When Federer’s name was finally announced as he walked onto the court, the roar of the crowd was so deafening that it completely drowned out the announcer’s voice before he finished introducing the Swiss and his doubles partner, Nadal.

The 41-year-old was met with another rousing ovation as his achievements were read out during warm-ups, but the loudest roar came when Federer hit a volley to give him and Nadal the first point of the match.

In most of the opening exchanges, Federer still had a zip to his shots. To show for the first time that he struggled to reach the ball.

Not that these moments happened often, a remarkable thought considering his age and the three knee surgeries he’s had. Indeed, as he continues to show a remarkable touch — especially at the net — the capacity crowd at the O2 Arena might wonder why he’s retiring.

One moment in particular drew gasps from the crowd when the big screens showed replays. Chasing a short ball, Federer pressed his forehand into the small gap between the net and the post.

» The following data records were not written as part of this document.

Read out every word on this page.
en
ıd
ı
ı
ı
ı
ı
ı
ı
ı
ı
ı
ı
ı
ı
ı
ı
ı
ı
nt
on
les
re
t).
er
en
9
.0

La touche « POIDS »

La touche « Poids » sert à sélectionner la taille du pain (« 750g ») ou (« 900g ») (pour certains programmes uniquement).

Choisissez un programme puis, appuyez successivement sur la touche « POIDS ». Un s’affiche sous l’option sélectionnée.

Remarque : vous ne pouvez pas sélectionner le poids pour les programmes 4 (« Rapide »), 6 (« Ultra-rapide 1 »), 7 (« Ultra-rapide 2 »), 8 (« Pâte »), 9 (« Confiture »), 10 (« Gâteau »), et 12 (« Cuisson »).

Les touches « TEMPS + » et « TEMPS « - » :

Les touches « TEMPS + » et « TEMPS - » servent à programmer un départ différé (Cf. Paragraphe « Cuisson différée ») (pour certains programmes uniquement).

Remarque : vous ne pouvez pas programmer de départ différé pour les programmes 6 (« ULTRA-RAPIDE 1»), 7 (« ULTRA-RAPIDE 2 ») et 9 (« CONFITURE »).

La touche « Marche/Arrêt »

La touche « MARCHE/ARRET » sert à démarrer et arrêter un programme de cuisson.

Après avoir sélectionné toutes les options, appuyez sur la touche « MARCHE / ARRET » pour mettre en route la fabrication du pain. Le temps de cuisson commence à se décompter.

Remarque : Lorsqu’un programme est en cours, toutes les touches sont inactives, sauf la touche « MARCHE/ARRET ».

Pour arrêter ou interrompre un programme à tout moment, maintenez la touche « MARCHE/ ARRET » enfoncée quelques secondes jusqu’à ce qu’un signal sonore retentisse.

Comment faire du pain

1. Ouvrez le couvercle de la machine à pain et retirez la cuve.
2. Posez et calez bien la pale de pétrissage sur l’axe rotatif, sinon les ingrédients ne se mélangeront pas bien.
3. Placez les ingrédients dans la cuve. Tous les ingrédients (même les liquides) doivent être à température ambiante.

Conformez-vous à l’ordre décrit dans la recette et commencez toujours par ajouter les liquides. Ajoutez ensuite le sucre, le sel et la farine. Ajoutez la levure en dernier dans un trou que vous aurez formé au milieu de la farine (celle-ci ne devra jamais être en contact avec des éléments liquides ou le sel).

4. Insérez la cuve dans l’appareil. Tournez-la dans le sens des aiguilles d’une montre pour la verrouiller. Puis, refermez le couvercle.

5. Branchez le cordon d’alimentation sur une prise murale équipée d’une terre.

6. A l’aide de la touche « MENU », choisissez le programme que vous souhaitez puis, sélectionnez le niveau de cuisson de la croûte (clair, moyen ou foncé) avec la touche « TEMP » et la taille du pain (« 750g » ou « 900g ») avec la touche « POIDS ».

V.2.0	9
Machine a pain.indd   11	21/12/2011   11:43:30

It might have cost them the point as the ball went over the net, but even in the final game of his career, Federer created moments the likes of which had never been seen on a tennis court.

Federer poses with Nadal, Djokovic and Murray following a practice session ahead of the 2022 Laver Cup.

Perhaps unsurprisingly, many observers throughout his career often described a wand rather than a sleight of hand, with plenty of magic still remaining.

There were plenty of smiles from both Federer and Nadal at the start, with Federer clearly not listening to the plan for the upcoming point and raising his arms like a Swiss goat, including a chuckle when he had to go back to his partner for another discussion. Excuse me.

But as the first set wore on, the mood on the court changed as the relentless competitiveness that had made these two players such a force for years finally began to come to the fore.

The atmosphere in the arena was on the verge of party mode when the pair, fondly known as ‘Fedal’ by fans, took the first set 6-4.

But make no mistake, Zach and Tiafoe were by no means happy, and allowed Federer to ride off into the sunset with an easy victory. Looking to spoil the party atmosphere, the American pair broke serve early in the second set, but Federer and Nadal soon broke to regain parity.

Roger Federer raises his Laver Cup after a tennis match.

At 5-5 in the best of the match, Nadal saved six break points — including one of Federer’s back-to-back smashes that drew wild cheers from the crowd — to tie the pair. Margin of Victory.

But Zach then executed a tricky service game to take the set to a tiebreak, the first point of which Federer — and the entire stadium — was greeted with a “let” call. The entire stadium booed loudly from the umpire.

A brilliant tie break by the American pair sealed the second set and led to an epic decider.

The drama-filled third set — Federer and Nadal opening up to 3-0, a brutal forehand from Tiafoe smashing into Federer’s back and a standing ovation for an ace from Federer — was fitting. The end of an incomparable life.

In the end, it didn’t matter much that Federer couldn’t get the win and the emotion in his farewell speech — which couldn’t get past his family’s support throughout his career — was even more understated. His twin partner was in tears.

“It feels like a celebration,” Federer said. “It’s finally what I wanted and what I was hoping for.”

CNN’s Ben Morse contributed to this report.